EEC151 - Instrumentation Interfacing, Signals And Systems

4 units - Winter Quarter

Lecture: 2 hours

Laboratory: 4 hours

Prerequisite: Courses 100, 150A and 180A

Grading: Letter

Catalog Description: Study of instrumentation interfacing systems, including software development, hardware interfacing, transducers, dynamic response, signal conditioning, A/D conversion, and data transmission.

Relationship to Outcomes:
Students who have successfully completed this course should have achieved:

Course Outcomes ABET Outcomes
An ability to apply knowledge of mathematics, science, and engineering A
An ability to design and conduct experiments, as well as to analyze and interpret data B
An ability to design a system, component, or process to meet desired needs within realistic constraints such as economic, environmental, social, political, ethical, health and safety, manufacturability, and sustainability C
An ability to identify, formulate, and solve engineering problems E
An ability to communicate effectively G
An ability to use the techniques, skills, and modern engineering tools necessary for engineering practice. K

Expanded Course Description

  1. High-level instrumentation control programming (Labview)
  2. Basic Digital Circuits
  3. Digital Interfacing
  4. Basic Analog Circuits
    1. Operational-Amplifier Circuits
    2. Instrumentation and Isolation Amplifiers
    3. Noise Sources
    4. Analog Filtering
    5. Power Amplifier
  5. D/A and A/D Conversion
    1. D/A Converter Circuits
    2. A/D Converter Circuits
    3. Sample-and-Hold Amplifier
    4. Frequency Aliasing
  6. Sensors and Actuators
    1. Position and Angle Sensors
    2. Temperature Sensors
    3. Strain-Sensing Elements
    4. Force and Pressure Transducers
    5. Photosensors
  7. Data Analysis
    1. Gaussian Error Distribution
    2. Least-Square Fitting
    3. Fourier Transforms
    4. Digital Filters
    5. Control Techniques

Textbooks:

  1. Stephen E. Derenzo, Interfacing: A Laboratory Approach Using the Microcomputer for Instrumentation, Data Analysis, and Control
  2. Robert H. Bishop, Learning with Labview, Addison-Wesley

Computer Use: Students are required in homework and laboratory assignments to write substantial programs in Labview.

Laboratory Projects:

  1. Event timing and digital interfacing
  2. Instrumentation amplifiers
  3. A/D
  4. D/A
  5. A/D and Least Square Fitting
  6. Frequency Aliasing
  7. FFT and Sampling
  8. Digital and Analog Filtering
  9. Computer Control

Engineering Design Statement:
In homework, the students are given an opportunity to design interfacing circuits with many possible answers.
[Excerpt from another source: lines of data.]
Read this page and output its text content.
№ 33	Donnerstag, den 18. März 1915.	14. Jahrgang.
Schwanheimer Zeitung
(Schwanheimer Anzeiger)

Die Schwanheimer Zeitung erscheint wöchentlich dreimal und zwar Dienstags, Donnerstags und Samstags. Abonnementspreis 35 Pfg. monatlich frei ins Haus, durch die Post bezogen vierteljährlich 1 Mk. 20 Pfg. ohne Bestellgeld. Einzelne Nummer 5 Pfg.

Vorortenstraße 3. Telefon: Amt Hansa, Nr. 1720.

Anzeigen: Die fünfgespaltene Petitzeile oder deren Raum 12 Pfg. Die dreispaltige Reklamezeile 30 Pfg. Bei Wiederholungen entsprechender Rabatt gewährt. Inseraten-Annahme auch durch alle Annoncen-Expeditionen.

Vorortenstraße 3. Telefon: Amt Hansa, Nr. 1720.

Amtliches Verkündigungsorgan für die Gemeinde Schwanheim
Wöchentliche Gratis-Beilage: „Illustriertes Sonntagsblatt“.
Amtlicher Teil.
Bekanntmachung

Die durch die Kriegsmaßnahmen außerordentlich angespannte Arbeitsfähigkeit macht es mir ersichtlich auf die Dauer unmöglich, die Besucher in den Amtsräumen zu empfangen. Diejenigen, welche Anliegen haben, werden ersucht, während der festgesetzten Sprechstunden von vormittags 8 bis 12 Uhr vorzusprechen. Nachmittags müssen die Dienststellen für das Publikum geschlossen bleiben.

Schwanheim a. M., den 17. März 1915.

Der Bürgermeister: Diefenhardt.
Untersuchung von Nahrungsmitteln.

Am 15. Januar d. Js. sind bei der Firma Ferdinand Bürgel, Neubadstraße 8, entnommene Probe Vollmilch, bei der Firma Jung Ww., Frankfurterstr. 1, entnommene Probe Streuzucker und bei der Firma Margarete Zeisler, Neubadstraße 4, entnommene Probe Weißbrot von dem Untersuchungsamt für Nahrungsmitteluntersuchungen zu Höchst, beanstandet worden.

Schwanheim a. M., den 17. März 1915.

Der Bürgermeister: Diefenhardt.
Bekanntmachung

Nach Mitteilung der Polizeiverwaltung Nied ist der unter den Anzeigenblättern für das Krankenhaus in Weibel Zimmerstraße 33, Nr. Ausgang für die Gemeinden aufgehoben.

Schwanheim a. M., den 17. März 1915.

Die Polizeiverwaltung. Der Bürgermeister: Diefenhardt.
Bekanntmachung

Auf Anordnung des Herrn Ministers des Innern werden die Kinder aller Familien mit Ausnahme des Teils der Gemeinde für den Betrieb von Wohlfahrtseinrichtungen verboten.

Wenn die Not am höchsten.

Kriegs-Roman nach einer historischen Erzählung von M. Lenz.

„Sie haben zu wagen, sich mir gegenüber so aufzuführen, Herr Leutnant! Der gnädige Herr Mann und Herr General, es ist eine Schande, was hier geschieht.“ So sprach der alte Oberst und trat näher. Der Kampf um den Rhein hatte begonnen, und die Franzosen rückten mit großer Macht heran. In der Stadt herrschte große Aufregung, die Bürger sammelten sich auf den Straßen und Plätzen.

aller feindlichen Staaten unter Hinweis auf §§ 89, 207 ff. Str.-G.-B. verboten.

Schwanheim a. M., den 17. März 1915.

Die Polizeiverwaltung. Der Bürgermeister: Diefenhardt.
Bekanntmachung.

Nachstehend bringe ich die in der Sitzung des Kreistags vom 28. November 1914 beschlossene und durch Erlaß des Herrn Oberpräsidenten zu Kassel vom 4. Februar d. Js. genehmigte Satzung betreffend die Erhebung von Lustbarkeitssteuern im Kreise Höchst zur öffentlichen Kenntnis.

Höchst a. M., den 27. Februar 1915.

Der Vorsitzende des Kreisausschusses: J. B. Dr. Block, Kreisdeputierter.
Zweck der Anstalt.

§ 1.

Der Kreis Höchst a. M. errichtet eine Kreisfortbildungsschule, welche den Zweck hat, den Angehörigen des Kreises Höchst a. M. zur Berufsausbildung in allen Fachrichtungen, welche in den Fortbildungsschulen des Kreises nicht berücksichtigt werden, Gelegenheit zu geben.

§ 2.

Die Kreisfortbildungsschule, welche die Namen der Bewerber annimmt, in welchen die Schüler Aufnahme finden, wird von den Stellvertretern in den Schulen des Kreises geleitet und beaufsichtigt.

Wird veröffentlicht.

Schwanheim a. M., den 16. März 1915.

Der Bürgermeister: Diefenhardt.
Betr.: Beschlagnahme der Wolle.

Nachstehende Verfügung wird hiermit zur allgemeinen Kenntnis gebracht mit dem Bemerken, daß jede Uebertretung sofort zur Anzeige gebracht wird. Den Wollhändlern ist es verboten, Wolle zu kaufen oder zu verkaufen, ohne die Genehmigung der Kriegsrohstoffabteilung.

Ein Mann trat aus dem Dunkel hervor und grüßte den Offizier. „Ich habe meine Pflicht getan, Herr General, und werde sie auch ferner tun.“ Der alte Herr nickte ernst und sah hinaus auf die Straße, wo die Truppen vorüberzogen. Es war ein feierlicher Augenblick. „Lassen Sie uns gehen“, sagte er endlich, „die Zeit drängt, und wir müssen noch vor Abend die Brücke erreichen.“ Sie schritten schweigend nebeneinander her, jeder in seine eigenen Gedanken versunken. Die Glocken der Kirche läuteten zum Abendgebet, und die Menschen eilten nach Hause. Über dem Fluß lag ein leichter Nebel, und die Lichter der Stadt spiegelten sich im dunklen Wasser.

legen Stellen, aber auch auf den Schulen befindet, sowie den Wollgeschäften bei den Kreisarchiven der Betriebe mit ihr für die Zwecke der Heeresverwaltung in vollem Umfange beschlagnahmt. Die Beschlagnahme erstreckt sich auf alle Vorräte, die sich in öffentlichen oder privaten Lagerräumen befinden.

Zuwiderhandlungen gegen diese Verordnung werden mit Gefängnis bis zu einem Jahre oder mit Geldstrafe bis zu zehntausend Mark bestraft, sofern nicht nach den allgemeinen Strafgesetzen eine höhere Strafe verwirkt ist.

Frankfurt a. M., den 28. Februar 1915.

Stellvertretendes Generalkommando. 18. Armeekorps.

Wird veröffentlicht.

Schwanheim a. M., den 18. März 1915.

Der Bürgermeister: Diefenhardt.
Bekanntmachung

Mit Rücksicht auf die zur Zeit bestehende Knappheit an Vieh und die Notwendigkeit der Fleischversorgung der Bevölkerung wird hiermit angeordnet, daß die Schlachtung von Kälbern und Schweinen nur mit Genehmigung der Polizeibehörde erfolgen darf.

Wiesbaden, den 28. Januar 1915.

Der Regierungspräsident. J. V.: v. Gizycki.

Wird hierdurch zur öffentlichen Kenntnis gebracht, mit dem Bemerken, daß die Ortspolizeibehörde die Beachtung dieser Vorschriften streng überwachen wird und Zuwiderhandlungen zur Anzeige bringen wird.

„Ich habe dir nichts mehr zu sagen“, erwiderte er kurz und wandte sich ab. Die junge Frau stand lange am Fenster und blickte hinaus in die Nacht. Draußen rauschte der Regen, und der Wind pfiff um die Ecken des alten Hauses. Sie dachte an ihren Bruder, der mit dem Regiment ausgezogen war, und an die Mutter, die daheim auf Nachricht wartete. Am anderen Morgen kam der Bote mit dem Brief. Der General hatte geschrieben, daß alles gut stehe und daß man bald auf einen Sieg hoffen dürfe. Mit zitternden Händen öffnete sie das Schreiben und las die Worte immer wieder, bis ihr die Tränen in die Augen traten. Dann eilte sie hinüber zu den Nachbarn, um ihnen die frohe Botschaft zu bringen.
The students carry out eight organized laboratories aimed at learning the use of the equipment and some basic circuit designs. The students will work in groups of two. By the end of the quarter each lab partner will have written four technical reports on four laboratory exercises. An open-ended two week design project is part of the course. Each team will prepare a technical report on the design project. The midterm and final exams will pose problems that require knowledge of design principles and techniques.

Professional Component: Engineering Depth, Laboratory, Project
Engineering Science: 2 units
Engineering Design: 2 units

Overlap statement: MAE 176 and EBS 165 cover some of the same topics, but these courses are based on different prerequisite material and hardware/software systems and cover applications specific to the associated disciplines.